Abraham Lincoln fought against ‘political correctness’

The first president elected by the Republican Party fought political correctness during his time.

Professor  in the column Lincoln’s Teaching – and Our Politics writes:

Lincoln famously complained that there was nowhere that people could talk about slavery – they couldn’t talk about it in the churches because “it didn’t belong there.” It was too political, too divisive. And they couldn’t talk about it in politics because it was too explosive. It was a moral and religious question, too unsettling for our politics. It was the gravest issue before us. It was the issue that truly went to the core of the kind of regime we meant to establish and the kind of people we had sought to be. And yet we couldn’t talk about it readily in public.

[Emphasis added]

From the time of Lincoln let’s fast forward to today and Donald J. Trump, the GOP nominee for president of the United States. Professor Arkes wrote:

We bring back here one of the most enduring lessons Lincoln taught, with a problem that persistently haunts our politics: One of the prime tasks of the political man is to teach, through his own, artful example how ordinary people can talk about the issues that truly run to the root. But that presupposes the prior, truly first task. The political man or woman will need to get clear in the first place on the questions that really were central; the questions, as Lincoln said, from which everything else radiated. [Emphasis added]

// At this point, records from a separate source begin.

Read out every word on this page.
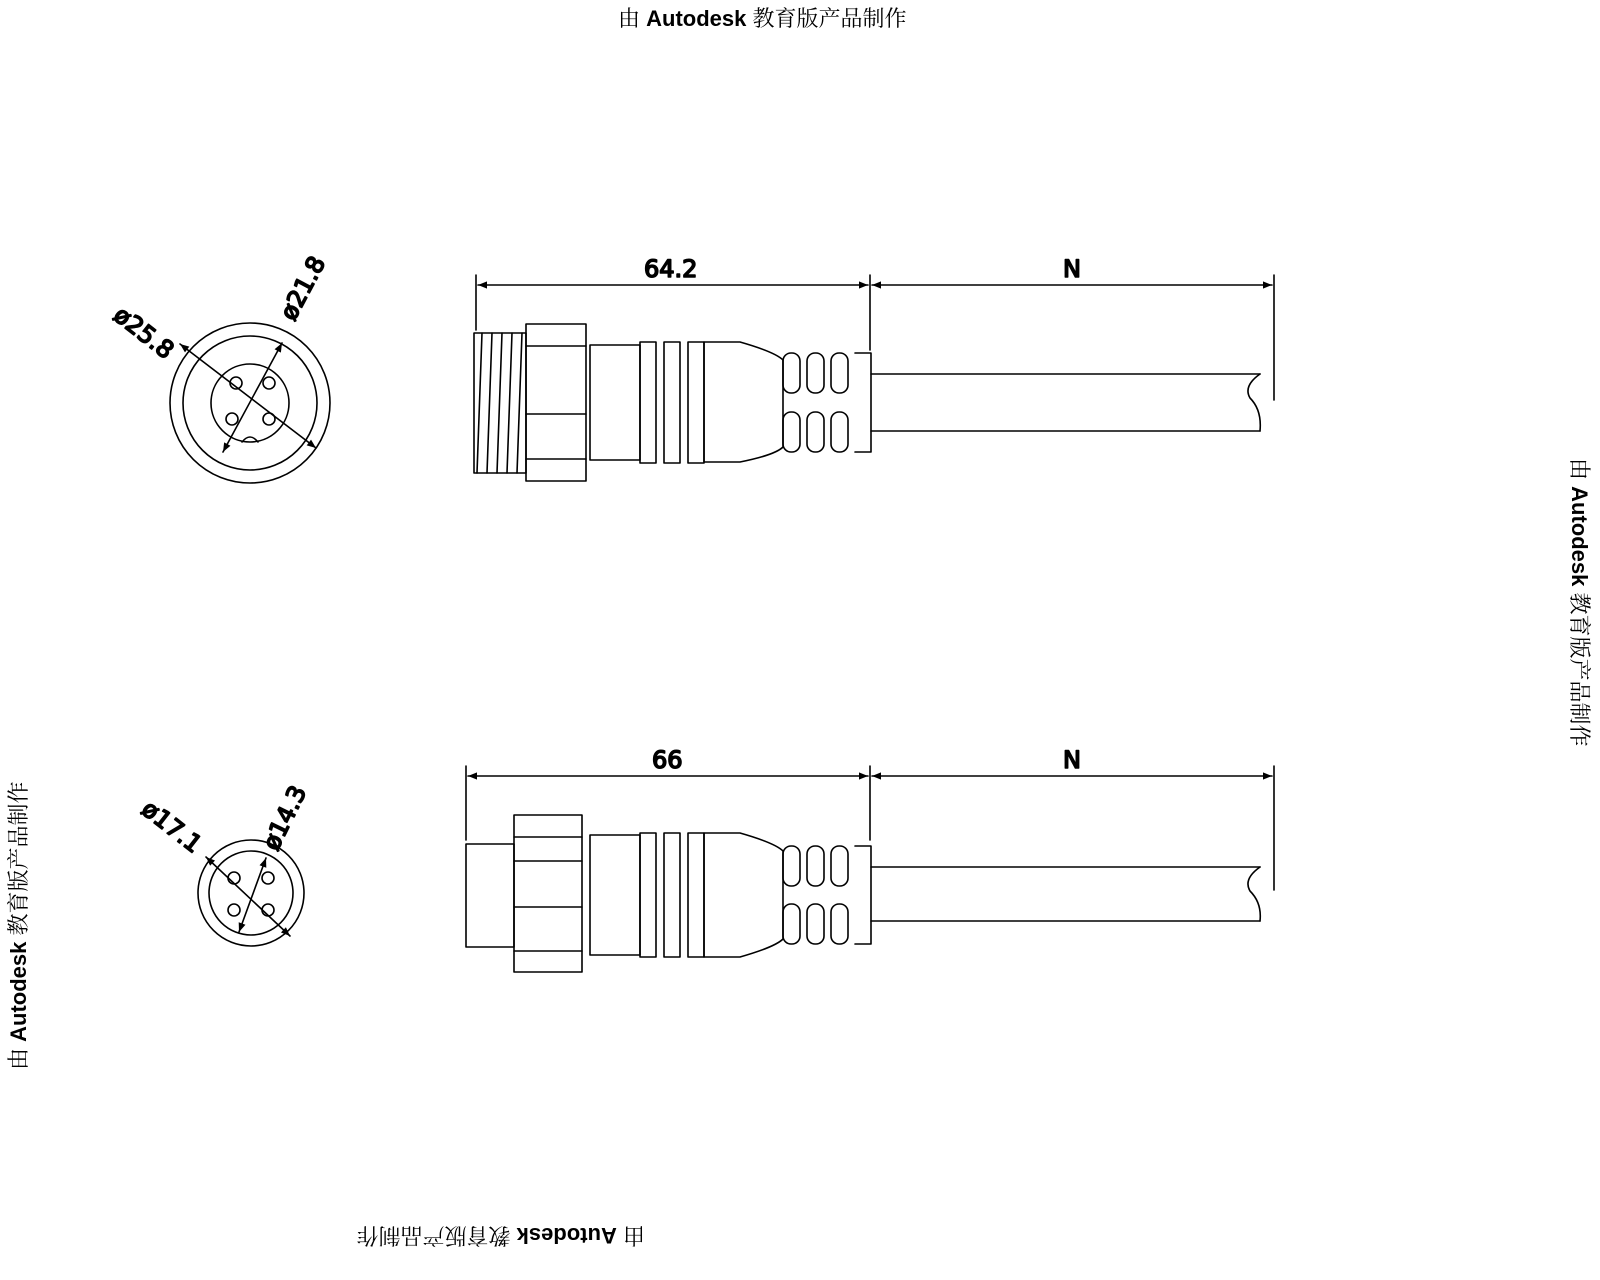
由 Autodesk 教育版产品制作
由 Autodesk 教育版产品制作
由 Autodesk 教育版产品制作
由 Autodesk 教育版产品制作
ø25.8
ø21.8	64.2	N
ø17.1 ø14.3
66	N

Trump has been criticized for his lack of “civility.” But is civility a code word for political correctness? Is Trump talking about “issues that truly run to the root”?

Democrats, Republicans and world leaders alike call for Mr. Trump to tone down his rhetoric. The Democrats have called Mr. Trumps comments racist, bigoted and hateful. Some blame the violence seen at Trump rallies on his words. Daily the media bombards us with polls showing the unpopularity of Mr. Trump. However, let is not forget that President Lincoln was also unpopular in his time.

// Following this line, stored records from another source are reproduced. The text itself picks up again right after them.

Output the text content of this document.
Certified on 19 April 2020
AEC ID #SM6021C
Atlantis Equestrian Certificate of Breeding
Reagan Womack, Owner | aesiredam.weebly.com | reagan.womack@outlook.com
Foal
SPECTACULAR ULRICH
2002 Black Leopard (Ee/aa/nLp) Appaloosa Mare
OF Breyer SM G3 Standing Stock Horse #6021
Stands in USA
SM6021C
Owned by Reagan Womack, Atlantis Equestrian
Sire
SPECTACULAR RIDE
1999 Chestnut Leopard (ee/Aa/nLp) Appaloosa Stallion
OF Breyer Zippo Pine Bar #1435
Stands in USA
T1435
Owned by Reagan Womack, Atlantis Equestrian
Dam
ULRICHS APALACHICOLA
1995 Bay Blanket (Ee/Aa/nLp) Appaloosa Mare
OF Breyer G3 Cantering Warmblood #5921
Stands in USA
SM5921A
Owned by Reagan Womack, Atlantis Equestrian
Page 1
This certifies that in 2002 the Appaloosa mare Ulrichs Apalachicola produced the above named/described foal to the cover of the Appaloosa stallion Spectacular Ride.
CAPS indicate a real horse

Professor Arkes noted, “That is why, as he [Lincoln] said, that proposition, ‘all men are created equal’ really was the ‘father of all moral principle’ in us. As Lincoln showed, the case in principle for slavery could not be confined to blacks. A government that could accept the slavery of black people could easily begin disfranchising certain classes of whites as well. And with a simple shift of labels, a whole other class of ‘human persons’ can be removed altogether from the circle of ‘rights-bearing beings’.”

“But if a politician uses the N-word, if Donald Trump says a derisive word about women – none of these things has been beneath the notice, and the lingering attention, of the media,” writes Professor Arkes.

Therefore are not topics such as immigration, abortion, women, homosexuality, religion and Islam worthy of public discourse?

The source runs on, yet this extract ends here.